As prioridades estratégicas para o momento são claras: renegociar dívidas com taxas acima do CDI, especialmente contratos pré-fixados contratados quando a Selic estava em 15%; revisar a alocação das reservas financeiras para travar rentabilidades antes de novos cortes; e avaliar com critério quais projetos de investimento têm retorno suficiente para justificar a tomada de crédito no patamar atual.
Consequentemente, empresas que usarem esse ciclo de queda gradual para reorganizar o passivo financeiro, reduzir o custo médio do capital e otimizar o fluxo de caixa projetado estarão em posição muito mais sólida quando a Selic chegar a 13% — e o crédito, finalmente, começar a ficar acessível de forma mais ampla para o empresário brasileiro.

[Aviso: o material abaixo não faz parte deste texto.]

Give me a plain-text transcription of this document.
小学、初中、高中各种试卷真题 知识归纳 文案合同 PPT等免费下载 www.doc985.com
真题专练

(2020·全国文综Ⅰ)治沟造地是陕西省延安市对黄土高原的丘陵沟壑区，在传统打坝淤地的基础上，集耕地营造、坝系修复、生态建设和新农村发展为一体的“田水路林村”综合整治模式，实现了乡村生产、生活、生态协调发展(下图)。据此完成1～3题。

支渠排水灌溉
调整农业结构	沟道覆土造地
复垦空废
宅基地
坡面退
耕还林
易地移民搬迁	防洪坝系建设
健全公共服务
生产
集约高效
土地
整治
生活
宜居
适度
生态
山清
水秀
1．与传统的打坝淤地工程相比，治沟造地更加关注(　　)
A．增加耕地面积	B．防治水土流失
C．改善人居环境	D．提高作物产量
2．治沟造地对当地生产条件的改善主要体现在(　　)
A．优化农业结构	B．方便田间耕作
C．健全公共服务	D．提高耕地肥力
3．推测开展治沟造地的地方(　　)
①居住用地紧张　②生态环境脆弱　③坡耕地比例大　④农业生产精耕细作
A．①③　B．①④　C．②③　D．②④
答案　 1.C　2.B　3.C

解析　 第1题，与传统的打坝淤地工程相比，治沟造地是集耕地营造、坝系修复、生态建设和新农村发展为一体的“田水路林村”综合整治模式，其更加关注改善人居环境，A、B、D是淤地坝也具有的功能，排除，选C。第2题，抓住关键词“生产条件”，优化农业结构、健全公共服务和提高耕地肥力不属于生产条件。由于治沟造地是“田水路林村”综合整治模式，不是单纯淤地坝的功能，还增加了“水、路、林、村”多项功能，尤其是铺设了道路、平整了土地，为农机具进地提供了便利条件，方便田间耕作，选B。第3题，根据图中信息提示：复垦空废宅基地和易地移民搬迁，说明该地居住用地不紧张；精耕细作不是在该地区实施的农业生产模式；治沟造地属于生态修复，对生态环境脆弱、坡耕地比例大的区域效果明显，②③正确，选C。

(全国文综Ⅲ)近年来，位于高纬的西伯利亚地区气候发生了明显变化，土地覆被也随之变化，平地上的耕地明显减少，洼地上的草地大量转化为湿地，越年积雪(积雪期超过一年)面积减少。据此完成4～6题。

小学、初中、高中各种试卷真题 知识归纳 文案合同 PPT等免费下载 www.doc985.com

“A queda da Selic não enche o caixa automaticamente — ela abre janelas. O gestor que entende o timing certo para renegociar dívidas, realocar reservas e retomar investimentos sai na frente dos que esperam o juro ‘ficar bom’ para agir.”

Fundador da Analitic Assessoria & Consultoria.
Matemático com especialização em Tecnologia e
base em Contabilidade. Criou o Analitic Insights
para levar inteligência empresarial a quem
toma decisões.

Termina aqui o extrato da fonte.